WHILE there was something for everybody to celebrate about in President Lungu’s maiden speech to Parliament last Friday, no one could have been happier than Zambians in the creative industry about the formation of the National Arts, Cultural and Heritage Commission.
After the establishment of the Ministry of Tourism and Arts, I see President Lungu’s announcement about the creation of the National Arts, Cultural and Heritage Commission as government’s final wake-up call to revamp the creative industry.
The President reiterated that culture and heritage are a national asset and a cornerstone for the country’s identity.
He acknowledged that the arts and cultural sector, which has been sidelined, has economic development potential and can contribute to job creation and career market if properly managed.
Indeed, with a right policy framework and talented minds in place, the creative industry can be an economically viable sector that can reasonably contribute to the nation’s Gross Domestic Product.
The creative industry rides on the creation, marketing and distribution of products and services resulting from human creativity.
The creative industry engrosses the interplay of knowledge-based activities that include but not limited to  music, performing arts,  motion picture, newspaper, computer software, photography, commercial art, advertising, visual art, dance, craft, fashion  and poetry.
Zambia’s broad ethnic diversity offers a great reservoir for tapping cultural and intellectual products that can be packaged for local and international consumers and bring economic benefit.
The United Nations Conference on Trade and Development (UNCTAD) indicates in “Strengthening the Creative Industries for Development in Zambia” report that the organisational structure for the administration of cultural policy and its impact on creative sectors appears to be fragmented, making it difficult for government to design concrete strategic plans for the short and long term.
The UNCTAD report also shows that in Zambia, like in many developing countries, the performance and competitiveness of the creative industry have suffered from weak institutional and political support, low levels of entrepreneurial capacity, over dependence on foreign films and massive copyright infringement.
On the other hand, Nigeria is exhibiting a vibrant creative industry on the continent.

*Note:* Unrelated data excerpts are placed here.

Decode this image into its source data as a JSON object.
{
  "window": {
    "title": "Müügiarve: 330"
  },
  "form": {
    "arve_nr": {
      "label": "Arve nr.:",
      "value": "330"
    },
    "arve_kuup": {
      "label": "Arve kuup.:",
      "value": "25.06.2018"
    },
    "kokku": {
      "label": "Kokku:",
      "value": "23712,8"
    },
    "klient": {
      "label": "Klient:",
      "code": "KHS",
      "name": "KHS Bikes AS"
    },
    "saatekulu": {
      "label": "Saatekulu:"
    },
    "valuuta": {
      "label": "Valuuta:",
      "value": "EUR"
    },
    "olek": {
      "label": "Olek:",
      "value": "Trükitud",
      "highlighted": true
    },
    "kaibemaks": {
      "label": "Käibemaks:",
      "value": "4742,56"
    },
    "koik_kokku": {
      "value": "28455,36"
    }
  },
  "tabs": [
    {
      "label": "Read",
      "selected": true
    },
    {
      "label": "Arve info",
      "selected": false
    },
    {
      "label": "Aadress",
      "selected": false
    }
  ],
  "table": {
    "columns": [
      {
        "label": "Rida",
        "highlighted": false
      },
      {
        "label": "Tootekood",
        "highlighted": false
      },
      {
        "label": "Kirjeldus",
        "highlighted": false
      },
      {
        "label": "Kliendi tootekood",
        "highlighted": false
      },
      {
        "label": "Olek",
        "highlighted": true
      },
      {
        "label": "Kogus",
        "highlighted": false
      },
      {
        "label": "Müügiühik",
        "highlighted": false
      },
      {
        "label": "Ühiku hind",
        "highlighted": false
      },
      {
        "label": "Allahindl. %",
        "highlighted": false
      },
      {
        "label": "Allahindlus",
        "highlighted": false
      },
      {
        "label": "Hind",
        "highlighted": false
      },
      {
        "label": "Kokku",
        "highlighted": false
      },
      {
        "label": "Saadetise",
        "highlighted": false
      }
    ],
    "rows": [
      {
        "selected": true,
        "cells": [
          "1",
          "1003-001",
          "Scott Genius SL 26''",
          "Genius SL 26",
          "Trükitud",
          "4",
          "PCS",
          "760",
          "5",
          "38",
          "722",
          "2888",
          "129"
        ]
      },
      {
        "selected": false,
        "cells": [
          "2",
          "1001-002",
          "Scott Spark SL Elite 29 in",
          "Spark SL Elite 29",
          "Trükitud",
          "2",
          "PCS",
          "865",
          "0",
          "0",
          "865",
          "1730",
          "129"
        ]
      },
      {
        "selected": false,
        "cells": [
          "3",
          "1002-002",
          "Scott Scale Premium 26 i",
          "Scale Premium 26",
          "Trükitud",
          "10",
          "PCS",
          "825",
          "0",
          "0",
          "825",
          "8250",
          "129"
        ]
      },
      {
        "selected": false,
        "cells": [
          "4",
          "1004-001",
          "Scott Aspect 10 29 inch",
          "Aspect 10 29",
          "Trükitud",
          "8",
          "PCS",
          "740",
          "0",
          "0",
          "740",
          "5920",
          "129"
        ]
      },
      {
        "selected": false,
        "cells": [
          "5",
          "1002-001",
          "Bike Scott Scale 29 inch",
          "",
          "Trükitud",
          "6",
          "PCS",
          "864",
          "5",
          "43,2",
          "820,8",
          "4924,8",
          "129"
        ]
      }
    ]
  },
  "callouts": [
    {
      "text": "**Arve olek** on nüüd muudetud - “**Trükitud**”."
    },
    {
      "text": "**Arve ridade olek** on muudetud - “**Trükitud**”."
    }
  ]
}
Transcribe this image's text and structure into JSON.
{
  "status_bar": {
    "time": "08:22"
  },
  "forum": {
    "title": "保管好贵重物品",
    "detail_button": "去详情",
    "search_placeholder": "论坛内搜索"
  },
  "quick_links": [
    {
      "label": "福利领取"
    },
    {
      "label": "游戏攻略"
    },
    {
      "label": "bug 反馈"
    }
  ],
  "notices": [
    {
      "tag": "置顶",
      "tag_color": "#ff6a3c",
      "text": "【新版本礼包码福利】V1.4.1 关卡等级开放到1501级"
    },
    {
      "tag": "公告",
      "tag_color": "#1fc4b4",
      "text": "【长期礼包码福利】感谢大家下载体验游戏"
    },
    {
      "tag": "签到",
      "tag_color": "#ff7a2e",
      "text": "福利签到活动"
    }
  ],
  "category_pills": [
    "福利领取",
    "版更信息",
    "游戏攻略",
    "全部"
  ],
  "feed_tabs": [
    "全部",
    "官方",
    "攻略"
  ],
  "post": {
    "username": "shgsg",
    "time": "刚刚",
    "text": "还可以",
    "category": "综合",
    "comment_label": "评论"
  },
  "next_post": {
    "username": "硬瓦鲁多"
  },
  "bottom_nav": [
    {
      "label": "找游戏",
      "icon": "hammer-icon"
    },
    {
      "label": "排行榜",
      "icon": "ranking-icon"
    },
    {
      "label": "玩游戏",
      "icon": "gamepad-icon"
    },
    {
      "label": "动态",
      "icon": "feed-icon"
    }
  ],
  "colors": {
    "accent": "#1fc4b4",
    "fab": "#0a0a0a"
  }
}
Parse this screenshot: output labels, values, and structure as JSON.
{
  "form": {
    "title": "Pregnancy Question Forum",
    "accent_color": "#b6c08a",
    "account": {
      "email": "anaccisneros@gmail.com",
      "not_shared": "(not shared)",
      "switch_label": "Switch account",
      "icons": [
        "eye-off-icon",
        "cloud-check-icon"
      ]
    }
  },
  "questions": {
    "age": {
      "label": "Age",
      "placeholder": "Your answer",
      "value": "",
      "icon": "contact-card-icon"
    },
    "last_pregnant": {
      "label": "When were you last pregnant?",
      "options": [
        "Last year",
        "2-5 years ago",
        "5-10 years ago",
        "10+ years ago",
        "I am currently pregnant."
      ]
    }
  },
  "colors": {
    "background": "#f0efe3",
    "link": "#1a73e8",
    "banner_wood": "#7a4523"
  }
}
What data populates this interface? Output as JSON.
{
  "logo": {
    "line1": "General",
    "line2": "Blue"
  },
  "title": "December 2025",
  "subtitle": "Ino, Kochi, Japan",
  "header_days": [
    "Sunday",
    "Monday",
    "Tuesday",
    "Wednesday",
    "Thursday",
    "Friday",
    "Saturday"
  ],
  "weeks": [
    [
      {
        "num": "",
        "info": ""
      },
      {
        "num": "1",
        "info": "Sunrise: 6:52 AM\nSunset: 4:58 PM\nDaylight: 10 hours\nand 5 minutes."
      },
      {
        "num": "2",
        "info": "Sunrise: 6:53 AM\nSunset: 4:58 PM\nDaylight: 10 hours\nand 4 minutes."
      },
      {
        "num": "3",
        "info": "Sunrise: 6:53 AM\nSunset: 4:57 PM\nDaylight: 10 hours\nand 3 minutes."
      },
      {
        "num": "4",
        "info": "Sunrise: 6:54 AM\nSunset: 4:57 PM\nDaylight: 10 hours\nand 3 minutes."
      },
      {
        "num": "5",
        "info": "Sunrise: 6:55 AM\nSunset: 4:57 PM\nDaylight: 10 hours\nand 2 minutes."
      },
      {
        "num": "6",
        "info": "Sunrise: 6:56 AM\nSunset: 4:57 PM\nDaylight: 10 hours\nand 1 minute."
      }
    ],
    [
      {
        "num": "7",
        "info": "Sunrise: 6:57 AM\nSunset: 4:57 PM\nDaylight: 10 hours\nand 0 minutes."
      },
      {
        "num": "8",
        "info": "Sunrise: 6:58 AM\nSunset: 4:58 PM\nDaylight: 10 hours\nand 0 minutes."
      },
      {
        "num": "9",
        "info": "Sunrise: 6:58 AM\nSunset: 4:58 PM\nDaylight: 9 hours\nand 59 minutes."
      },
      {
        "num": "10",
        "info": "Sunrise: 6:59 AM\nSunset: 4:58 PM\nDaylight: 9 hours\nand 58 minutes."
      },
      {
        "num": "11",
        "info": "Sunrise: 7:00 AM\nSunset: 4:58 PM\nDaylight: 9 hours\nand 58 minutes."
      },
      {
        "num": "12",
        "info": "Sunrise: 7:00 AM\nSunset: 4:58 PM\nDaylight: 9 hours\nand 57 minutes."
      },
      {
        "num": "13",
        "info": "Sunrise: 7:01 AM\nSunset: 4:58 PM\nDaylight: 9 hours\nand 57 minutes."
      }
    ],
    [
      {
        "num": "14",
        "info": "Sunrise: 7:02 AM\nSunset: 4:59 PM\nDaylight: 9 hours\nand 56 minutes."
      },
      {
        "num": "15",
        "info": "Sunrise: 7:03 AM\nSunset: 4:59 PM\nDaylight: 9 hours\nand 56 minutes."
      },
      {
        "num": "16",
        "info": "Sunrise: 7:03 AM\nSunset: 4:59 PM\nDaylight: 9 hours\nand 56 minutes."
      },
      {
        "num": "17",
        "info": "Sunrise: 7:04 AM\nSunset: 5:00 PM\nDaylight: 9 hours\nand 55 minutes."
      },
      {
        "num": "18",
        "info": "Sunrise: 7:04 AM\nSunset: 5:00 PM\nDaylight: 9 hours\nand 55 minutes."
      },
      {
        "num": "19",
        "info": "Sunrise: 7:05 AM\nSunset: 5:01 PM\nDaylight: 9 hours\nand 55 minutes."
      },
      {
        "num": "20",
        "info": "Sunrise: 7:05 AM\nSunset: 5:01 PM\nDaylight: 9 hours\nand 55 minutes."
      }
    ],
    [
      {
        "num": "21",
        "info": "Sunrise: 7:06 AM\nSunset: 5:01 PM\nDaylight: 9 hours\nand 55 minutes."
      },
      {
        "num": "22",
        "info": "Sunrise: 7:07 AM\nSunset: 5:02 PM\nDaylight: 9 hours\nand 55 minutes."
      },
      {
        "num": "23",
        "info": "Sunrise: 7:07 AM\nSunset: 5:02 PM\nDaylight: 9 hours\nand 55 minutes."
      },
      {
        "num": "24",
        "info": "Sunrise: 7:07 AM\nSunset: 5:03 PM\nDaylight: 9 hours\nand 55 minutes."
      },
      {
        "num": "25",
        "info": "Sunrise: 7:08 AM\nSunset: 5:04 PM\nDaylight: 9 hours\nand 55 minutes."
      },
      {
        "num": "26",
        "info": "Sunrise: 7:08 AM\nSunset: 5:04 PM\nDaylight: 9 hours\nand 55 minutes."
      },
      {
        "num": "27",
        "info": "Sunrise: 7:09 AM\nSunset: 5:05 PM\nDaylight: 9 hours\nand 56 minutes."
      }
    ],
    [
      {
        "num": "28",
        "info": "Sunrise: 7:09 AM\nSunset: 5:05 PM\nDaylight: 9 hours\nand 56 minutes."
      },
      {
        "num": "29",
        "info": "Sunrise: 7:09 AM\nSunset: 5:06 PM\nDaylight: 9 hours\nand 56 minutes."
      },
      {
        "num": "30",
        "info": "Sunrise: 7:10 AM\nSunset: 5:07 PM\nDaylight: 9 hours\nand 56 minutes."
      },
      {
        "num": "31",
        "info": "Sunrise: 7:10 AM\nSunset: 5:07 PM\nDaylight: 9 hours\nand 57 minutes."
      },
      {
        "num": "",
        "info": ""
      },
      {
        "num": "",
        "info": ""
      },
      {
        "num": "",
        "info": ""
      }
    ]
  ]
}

The World Bank’s “Achieving the Promise of African Cultural Export” report cites the film industry as the second largest employer after agriculture in that country.
However, the report bemoans that Africa’s share in the global trade of creative products remains marginal despite its abundance of creative talent.
The situation is largely attributed to unstructured and loosely regulated and high level of piracy, inadequacy of formal distribution for both domestic and international consumers.
Back home, the formation of the National Arts, Cultural and Heritage Commission will immensely assist in streamlining and developing the creative industry in the country.
Most importantly, visual artists, musicians, performing artists and all stakeholders in the creative industry should rise to the occasion and benefit from the support and special recognition of creative arts by the government.